1 Jul, 2020

Equipas conjuntas já no terreno em freguesias mais afetadas, garante ARS de Lisboa

A vice-presidente da ARS-LVT diz que o objetivo é acelerar os inquéritos epidemiológicos mas ressalva que os resultados não aparecem de um dia para o outro.

Luísa Silveira, vice-presidente da Administração Regional de Saúde de Lisboa e Vale do Tejo (ARS-LVT), realçou que a preocupação nesta região, com 3,7 milhões de pessoas, é sobretudo nas 19 freguesias que na quarta-feira começam um novo período de situação de calamidade.

Segundo a responsável, já foram constituídas as equipas compostas por entidades de saúde, segurança social, autarquias, proteção civil, parceiros da comunidade e forças de segurança, que ajudarão a executar no terreno as medidas previstas pelo Governo para conter o número de novas infeções.

“Estas equipas são equipas conjuntas, já estão definidas e, nomeadamente em Loures e Odivelas, já estão a atuar há alguns dias. Já estão no terreno, mas também pensamos que nos próximos dias – isto é dinâmico – já vamos ter ainda mais equipas do que tivemos hoje”, afirmou.

 

Objetivo é, “primeiro, fazer mais rápido os inquéritos epidemiológicos”

 

“Todos nós temos de ter consciência de que estas ações não resultam no dia imediato.
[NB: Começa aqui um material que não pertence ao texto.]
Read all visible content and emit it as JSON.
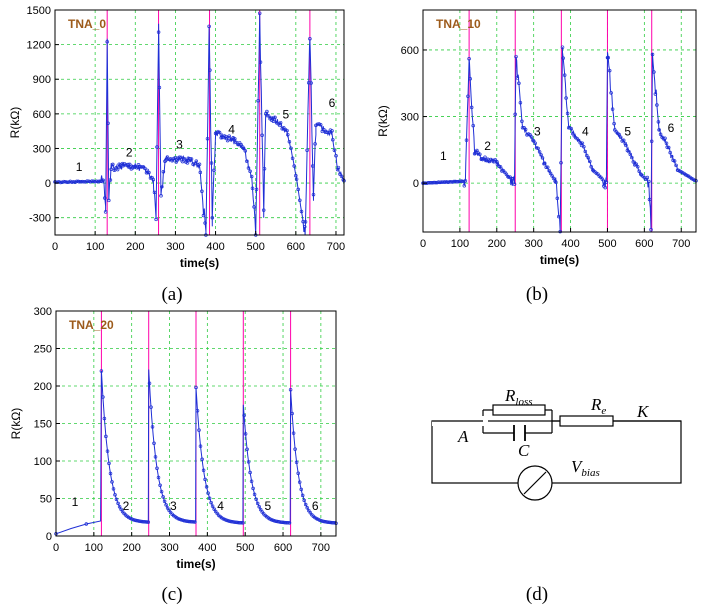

São ações que têm de se esperar alguns dias para verificar se temos um decréscimo sustentado do número de casos”, acrescentou.

Desde logo, o objetivo da saúde é, “primeiro, fazer mais rápido os inquéritos epidemiológicos”.

“Neste momento, os inquéritos epidemiológicos estão a ser feitos já sem atraso, tendo havido reforço do grupo de médicos, enfermeiros e técnicos das unidades de cuidados de saúde primários e também dos hospitais que estão a colaborar nesta tarefa de garantir que os inquéritos não têm atrasos e de constituir equipas que vão atuar em conjunto com as diversas entidades nestes territórios”, disse.

Luísa Silveira destacou que as equipas têm de ter em conta a grande diversidade cultural e social da população destas freguesias assim como a elevada concentração de pessoas.

“Aqui, nesta grande área, temos pessoas com mais de 100 nacionalidades diferentes e é preciso também ter atenção aquilo que é a diversidade cultural e até a capacidade que estas pessoas têm de entender no sentido da língua”, explicou, salientando o papel das autarquias a arranjar intérpretes e mediadores para comunicar com todas as comunidades.

A ARS-LVT reforçou o grupo de profissionais que estão a colaborar na realização dos inquéritos, “especialmente nestes agrupamentos de centros de saúde que apoiam as unidades destas áreas”, onde “o nível de testes, neste momento, não tem grandes oscilações”, disse.

“Fazemos nos nossos ACES e nos hospitais mais de 2.700 a 2.800 testes por dia”, salientou, acrescentando que este número inclui os testes para detetar novos infetados e também os testes para determinar se o doente com covid-19 está negativo.

A região de LVT tem cerca de 3,7 milhões de habitantes numa área muito vasta, que abrange os distritos de Lisboa, Setúbal, Santarém e parte do de Leiria.